The Stonecutter

Solomon Powers was big in every sense of the word—he had ten siblings, five daughters, as many as sixteen stonecutting apprentices, and any number of people at his home for dinner on any given night, and fellow Gettysburg citizen J. Howard Wert described him as “an elephantine man” with a “massive frame” whose “clothes hung on him as if most unskillfully thrown into their places with a pitchfork.” He owned the town’s only stonecutting business, and he was considered the best stonecutter west of the Susquehanna River.

Solomon was born in New Hampshire, the Granite State, the eighth of eleven children belonging to Samuel Powers and Chloe Cooper. Samuel was a man of no small renown himself–during the American Revolution, at age fifteen, he joined Captain Edmund Hodge’s company, Colonel Josiah Whitney’s regiment in Massachusetts and participated in their march to Rhode Island. In 1782, Samuel married Chloe, the daughter of Deacon John and Mary Cooper. The young couple settled in Croydon, New Hampshire, where Samuel served as a colonel in the state militia and as a state representative.
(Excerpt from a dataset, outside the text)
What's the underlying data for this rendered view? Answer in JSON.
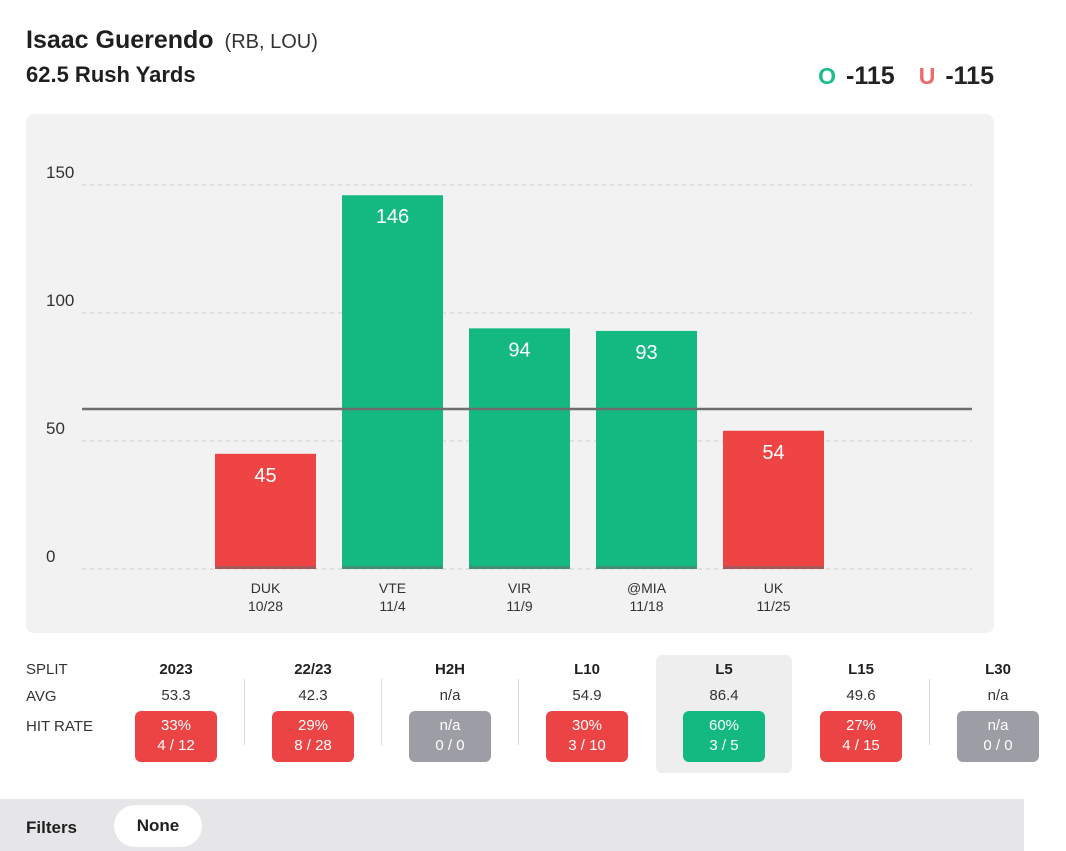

When he came of age, Solomon struck out on his own. In Baltimore, Maryland, he met Catherine Atkinson, whom he married in 1832. About five years later, the couple relocated to Gettysburg with their two young daughters, and Solomon opened his highly successful stonecutting business. He cut granite from what came to be known as Powers Hill–a landmark that eventually became critical in the battle. Union artillery used it to rain fire on the base of Culp’s Hill on July 3, and the section of the battlefield was known as Artillery Hell.

Solomon’s business did well enough that he paid for all five daughters to have private educations, a fact of which he was particularly proud. They all grew to become teachers and nurses. Solomon was also active in local politics, like his father–in his case, he was vice president of the county democratic party. He and Catherine opened their home to all sorts. At his business’s height, he had sixteen apprentices; at times, apprentices would live with him for extended periods of time, and all of them found their way to his table.

A contemporary source said, “He frequently remarked that ‘if one of the boys can’t eat one pound of meat at a meal, he is sick and needs attention,’ and his good wife with the help of these children baked and cooked for this large family, Tramps, and everybody who was hungry, knew ‘Solly’ Powers, and, of course, they had to be invited to dine also.”

During the battle, Solomon and Catherine opened their home to the wounded and soon had their basement full of wounded men. According to their daughters, they nursed twenty-eight men there, though other sources have placed the number at closer to sixteen or seventeen. Catherine claimed to have seen General Reynolds brought by on a litter just after being shot and said she saw him still breathing, though not conscious.

It was this largesse of spirit that probably caused Solomon and Catherine to take into their home young Allen Frazer whose father had died young and whose family had moved to Baltimore. Allen would die tragically the day after Lincoln’s Gettysburg Address and be buried in the Powers family plot at Evergreen Cemetery.